An A-list army of Oscar Isaac, Annette Bening, Antonio Banderas, Olivia Wilde and adorable crank Mandy Patinkin were perfectly paired off in early trailers for the film, which seemed to tell the stories of couples and their existential adventures.

We’re happy to report the film is a reverse-engineered family tree of bleakness that is buffered by so much bittersweet love story that you can’t help but get attached. It’s like overhearing some soap-opera-level exposition at the beauty salon or catching pieces of a candid phone call on the metro.

The mom said what? She got hit by a bus? He did it right in the therapist’s office? She attacked her with a peanut butter and jelly sandwich?

All of these are plausible reactions to “Life Itself,” written and directed by Fogelman.

To describe its plot in detail is to betray the game of the film, but suffice it to say that the sum of its parts are exhilarating. Isaac, considerably famous and respected at this fruitful point in his career, is impressively committed to his plight as lovesick puppy bent on giving wife Wilde the life of her dreams. You think it works?

Newcomer Olivia Cooke is dazzlingly angry and listless as their daughter, struck by her own tragedy. Bening is the perfectly minimal Nancy Meyers-esque therapist helping through questions, and acting as a de facto narrator (something several voices are charged with, including a hilarious and random section given to Samuel L. Jackson).

Fogelman seemed humbled in introducing the film, marveling at TIFF venue Roy Thompson Hall and making the aww-shucks joke that “it looks like a place where Abraham Lincoln gets shot.”

But we’d argue that Fogelman has hit a new stride (which seems to be the promise that streamers like “Life Itself” distributor Amazon Studios make to creators straying from traditional platforms).

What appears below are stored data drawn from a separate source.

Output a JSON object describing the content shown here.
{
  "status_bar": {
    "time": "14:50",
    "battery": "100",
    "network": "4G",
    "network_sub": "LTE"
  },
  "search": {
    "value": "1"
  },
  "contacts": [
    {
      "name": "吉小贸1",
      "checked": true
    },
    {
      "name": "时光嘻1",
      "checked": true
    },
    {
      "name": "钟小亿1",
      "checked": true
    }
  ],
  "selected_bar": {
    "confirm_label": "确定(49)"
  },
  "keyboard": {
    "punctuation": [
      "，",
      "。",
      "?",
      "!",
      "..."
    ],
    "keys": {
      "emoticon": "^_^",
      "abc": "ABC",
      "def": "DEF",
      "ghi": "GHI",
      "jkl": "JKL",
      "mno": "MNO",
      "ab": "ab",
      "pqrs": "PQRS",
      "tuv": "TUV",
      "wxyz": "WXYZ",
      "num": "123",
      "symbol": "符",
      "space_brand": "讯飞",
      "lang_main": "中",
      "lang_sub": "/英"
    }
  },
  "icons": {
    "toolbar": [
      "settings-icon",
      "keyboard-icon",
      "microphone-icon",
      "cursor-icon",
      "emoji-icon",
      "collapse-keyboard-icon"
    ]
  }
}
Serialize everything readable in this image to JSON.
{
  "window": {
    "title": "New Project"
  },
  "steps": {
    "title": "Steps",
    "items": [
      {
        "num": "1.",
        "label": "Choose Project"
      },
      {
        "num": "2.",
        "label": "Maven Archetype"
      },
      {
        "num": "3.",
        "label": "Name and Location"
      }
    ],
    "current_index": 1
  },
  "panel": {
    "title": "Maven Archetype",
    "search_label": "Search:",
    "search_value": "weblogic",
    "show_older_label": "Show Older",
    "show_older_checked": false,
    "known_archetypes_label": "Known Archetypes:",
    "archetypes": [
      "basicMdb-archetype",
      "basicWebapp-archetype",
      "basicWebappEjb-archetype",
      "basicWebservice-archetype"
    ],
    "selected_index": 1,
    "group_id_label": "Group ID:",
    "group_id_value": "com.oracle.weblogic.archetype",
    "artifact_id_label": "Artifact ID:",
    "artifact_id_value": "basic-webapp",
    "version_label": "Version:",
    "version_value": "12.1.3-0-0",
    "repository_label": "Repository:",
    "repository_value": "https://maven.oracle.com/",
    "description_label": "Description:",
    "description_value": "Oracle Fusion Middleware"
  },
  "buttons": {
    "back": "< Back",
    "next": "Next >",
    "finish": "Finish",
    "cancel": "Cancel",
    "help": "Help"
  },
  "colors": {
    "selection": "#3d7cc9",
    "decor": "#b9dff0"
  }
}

He is free from the tempered sweetness of “This Is Us,” for which he no longer serves as day-to-day showrunner, and the quality of the writing notches above that of his 2011 script “Crazy Stupid Love.”

Fogleman purists will not be disappointed. The last 20 minutes of the film are an absolute blood bath of sentimentality, with an uplifting and sticky message that we are who we come from. That we carry the spirits of our loved ones into the next chapter of their story by living our own lives.

But it is the darkness that makes this a movie grownups can enjoy, and will surely make it a valuable library title for Amazon — and a valuable next step for Fogelman as a creator.